Of course, it was the players who rejected the deal these owners offered on Monday, after four-plus months of negotiation gridlock, to bring on what NBA commissioner David Stern—snarl-smirk firmly in place, per usual—called “nuclear winter.” But, fundamentally, this is not all that complicated. A majority of NBA owners claimed not to be able to make a profit last season, despite that $4.3 billion in revenue; players made concessions such that owners would have an easier time making money; owners demanded a deal that would effectively guarantee profits even for those owners (like Sarver or Gilbert or Jordan) who were unable to turn a profit or deliver a competitive on-court product on their own; players rejected that deal, and are preparing to challenge the antitrust exemption that makes it possible for Sarver and Gilbert and Jordan to issue such demands. Which means that the NBA is headed for the wrong kind of court.

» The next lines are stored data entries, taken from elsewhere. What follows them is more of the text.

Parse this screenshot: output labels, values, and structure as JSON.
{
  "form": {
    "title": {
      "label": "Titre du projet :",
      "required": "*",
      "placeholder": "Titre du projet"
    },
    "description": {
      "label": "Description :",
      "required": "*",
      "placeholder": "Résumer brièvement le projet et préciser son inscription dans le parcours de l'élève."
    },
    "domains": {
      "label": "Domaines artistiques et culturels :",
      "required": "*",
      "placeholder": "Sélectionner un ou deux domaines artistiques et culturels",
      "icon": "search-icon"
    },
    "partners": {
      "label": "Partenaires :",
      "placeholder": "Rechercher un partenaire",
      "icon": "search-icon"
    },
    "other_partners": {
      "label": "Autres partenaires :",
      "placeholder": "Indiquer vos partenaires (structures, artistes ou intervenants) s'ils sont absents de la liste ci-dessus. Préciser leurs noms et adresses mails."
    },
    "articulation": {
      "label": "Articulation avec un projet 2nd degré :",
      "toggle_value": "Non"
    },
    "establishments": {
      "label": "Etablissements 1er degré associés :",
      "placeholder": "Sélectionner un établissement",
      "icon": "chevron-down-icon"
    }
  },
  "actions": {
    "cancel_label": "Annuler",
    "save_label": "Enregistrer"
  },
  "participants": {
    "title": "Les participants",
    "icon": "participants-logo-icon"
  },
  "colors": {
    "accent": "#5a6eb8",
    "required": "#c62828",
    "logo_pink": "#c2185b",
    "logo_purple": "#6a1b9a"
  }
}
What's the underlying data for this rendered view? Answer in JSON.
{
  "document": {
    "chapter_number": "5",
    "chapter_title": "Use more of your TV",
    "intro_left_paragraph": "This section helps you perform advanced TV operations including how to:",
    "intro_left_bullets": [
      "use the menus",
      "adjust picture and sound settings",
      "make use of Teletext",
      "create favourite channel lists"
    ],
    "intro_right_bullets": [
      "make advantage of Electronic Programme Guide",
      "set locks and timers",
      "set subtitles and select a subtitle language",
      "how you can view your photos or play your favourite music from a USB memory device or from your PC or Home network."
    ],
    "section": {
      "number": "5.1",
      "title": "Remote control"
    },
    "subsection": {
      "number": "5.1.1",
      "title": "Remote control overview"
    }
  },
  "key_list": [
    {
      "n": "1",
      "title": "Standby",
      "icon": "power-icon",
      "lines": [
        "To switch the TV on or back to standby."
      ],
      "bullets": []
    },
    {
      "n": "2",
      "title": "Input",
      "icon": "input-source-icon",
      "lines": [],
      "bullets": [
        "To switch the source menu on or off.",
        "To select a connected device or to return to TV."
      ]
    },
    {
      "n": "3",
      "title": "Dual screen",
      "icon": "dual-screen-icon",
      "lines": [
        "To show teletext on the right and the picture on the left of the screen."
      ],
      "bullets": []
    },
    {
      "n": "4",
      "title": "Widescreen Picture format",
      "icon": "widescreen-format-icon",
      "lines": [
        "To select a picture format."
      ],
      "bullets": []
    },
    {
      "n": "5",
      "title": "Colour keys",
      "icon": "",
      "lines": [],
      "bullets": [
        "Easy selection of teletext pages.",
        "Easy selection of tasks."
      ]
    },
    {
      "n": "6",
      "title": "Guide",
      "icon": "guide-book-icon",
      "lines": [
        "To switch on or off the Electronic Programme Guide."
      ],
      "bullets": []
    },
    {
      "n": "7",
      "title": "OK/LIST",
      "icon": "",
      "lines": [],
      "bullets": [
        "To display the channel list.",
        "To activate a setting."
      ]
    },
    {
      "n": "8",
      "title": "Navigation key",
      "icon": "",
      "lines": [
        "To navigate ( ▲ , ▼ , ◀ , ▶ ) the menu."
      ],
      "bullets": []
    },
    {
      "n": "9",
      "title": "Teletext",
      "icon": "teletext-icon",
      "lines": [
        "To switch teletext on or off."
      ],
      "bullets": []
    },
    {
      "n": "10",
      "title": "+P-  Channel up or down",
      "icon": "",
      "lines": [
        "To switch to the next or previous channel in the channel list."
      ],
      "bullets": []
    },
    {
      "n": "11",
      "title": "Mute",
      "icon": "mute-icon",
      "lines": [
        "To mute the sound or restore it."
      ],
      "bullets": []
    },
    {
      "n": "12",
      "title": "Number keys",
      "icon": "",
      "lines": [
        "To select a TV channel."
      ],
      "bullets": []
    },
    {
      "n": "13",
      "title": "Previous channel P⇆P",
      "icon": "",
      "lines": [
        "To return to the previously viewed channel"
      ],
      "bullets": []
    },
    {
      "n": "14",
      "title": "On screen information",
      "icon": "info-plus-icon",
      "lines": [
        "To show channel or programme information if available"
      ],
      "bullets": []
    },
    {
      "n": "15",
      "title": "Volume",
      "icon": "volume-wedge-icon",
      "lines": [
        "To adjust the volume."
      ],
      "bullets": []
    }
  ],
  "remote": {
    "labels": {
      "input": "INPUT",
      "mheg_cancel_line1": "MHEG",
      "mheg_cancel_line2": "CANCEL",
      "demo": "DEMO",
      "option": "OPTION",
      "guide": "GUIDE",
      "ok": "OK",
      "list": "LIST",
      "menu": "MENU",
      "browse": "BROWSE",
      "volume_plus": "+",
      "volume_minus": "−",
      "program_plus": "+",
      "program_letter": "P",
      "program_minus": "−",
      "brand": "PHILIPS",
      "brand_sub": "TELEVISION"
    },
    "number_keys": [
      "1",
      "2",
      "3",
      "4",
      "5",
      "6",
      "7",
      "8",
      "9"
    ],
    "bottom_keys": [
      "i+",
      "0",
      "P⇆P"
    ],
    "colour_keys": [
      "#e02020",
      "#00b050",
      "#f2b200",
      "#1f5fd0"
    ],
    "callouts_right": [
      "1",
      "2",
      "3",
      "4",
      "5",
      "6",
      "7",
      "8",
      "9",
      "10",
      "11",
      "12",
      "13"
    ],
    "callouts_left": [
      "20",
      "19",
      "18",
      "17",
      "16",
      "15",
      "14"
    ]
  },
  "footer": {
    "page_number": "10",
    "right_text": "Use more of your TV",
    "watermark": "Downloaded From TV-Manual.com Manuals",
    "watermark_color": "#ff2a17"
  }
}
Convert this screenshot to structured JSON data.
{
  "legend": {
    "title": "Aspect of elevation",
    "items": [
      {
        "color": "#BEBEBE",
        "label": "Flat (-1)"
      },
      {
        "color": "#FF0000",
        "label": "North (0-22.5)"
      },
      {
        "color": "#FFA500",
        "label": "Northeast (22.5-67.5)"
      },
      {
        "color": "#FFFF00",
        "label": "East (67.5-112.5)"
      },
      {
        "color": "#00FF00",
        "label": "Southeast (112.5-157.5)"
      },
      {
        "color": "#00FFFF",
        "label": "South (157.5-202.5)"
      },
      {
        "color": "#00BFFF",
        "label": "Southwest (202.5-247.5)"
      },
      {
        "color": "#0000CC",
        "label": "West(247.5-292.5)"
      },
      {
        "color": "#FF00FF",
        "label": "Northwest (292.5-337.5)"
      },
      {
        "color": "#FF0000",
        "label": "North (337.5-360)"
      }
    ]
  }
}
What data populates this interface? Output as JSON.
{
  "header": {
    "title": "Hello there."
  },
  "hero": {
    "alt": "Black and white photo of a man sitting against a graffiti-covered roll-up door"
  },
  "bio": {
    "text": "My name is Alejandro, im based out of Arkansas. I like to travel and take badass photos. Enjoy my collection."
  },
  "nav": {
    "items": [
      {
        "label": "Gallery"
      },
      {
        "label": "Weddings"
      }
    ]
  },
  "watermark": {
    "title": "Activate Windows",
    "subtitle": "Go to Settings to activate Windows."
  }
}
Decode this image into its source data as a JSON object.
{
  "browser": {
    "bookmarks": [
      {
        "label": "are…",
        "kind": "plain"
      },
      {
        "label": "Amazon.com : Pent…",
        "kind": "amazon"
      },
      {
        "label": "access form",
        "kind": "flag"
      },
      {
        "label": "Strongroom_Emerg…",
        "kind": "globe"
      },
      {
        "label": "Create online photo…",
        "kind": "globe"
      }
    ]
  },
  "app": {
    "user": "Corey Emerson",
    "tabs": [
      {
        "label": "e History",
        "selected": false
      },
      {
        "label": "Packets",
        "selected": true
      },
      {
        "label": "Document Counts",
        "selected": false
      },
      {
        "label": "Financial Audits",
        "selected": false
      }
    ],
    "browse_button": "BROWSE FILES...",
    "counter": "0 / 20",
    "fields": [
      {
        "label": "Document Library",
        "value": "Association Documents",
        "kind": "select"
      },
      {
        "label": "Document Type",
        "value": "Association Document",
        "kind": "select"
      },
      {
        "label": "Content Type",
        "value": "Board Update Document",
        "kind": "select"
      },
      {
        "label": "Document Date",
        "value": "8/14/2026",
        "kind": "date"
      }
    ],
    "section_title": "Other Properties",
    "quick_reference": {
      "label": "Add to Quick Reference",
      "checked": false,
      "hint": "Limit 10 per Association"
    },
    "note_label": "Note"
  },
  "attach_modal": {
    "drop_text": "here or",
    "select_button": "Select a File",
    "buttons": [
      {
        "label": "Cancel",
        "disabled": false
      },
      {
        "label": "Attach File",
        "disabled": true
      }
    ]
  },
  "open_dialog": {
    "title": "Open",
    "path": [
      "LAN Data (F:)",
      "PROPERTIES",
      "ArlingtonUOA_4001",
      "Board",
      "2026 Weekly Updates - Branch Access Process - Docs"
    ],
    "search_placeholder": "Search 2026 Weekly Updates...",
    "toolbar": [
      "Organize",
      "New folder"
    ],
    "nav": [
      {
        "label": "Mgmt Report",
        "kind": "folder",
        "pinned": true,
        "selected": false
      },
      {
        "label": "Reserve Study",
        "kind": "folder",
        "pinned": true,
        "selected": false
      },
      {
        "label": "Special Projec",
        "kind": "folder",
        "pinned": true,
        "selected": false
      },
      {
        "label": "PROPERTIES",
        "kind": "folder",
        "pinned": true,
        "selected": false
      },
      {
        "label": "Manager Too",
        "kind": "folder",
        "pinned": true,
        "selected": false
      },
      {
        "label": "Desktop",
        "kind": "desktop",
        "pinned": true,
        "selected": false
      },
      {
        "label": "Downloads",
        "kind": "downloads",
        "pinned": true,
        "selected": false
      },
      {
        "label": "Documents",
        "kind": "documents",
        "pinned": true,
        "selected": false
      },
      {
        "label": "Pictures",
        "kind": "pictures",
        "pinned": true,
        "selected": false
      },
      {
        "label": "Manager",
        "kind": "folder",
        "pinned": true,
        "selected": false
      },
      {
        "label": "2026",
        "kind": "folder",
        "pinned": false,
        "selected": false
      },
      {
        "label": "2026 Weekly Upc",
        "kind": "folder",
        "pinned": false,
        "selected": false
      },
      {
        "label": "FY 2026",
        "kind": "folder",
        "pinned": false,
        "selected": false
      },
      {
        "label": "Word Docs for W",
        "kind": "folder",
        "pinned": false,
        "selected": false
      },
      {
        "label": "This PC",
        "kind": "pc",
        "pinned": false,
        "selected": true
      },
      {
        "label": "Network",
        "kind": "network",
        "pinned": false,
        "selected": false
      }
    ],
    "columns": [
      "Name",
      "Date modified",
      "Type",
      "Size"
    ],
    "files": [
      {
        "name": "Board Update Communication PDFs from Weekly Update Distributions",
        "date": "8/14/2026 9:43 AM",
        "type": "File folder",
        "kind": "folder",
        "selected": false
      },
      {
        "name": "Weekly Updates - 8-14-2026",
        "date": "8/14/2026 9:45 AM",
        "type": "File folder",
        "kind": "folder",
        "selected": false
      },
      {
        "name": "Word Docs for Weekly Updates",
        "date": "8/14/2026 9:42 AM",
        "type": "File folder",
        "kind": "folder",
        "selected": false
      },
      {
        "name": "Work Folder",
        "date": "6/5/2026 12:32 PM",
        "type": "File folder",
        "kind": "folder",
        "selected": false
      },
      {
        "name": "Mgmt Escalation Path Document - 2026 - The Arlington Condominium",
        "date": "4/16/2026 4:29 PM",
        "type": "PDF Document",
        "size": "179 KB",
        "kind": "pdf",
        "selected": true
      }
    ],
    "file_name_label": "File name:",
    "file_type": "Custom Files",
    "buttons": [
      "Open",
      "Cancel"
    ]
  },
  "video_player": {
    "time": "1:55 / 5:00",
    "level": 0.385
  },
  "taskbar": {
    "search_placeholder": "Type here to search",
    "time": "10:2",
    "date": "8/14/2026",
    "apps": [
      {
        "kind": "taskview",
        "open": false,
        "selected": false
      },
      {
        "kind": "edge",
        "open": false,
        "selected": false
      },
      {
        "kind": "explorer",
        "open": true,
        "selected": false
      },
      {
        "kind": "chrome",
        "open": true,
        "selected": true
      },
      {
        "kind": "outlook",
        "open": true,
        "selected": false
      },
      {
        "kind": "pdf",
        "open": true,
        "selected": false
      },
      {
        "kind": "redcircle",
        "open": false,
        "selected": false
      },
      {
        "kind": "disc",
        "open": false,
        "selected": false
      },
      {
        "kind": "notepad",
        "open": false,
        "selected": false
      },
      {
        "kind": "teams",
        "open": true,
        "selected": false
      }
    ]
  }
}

And so here we are, in the wreckage they all made. Whoever and whatever crawls from the rubble at the end of the NBA’s nuclear winter—the game of basketball, which is and remains great, will certainly be among the survivors, happily—it’s a good bet that Sarver and Gilbert and Jordan will be there, unchanged. They will be peevish and unpleasable and aggrieved, quick to demand everything they believe they deserve because that is how they are. They will deflect blame and abdicate responsibility, socialize risk and privatize reward, because that is what they do. This type of rich person will always be with us, and they are as shame-resistant as they come. The embarrassment is left to those of us who wonder how people this stunted and venal and small wound up in charge of something so great.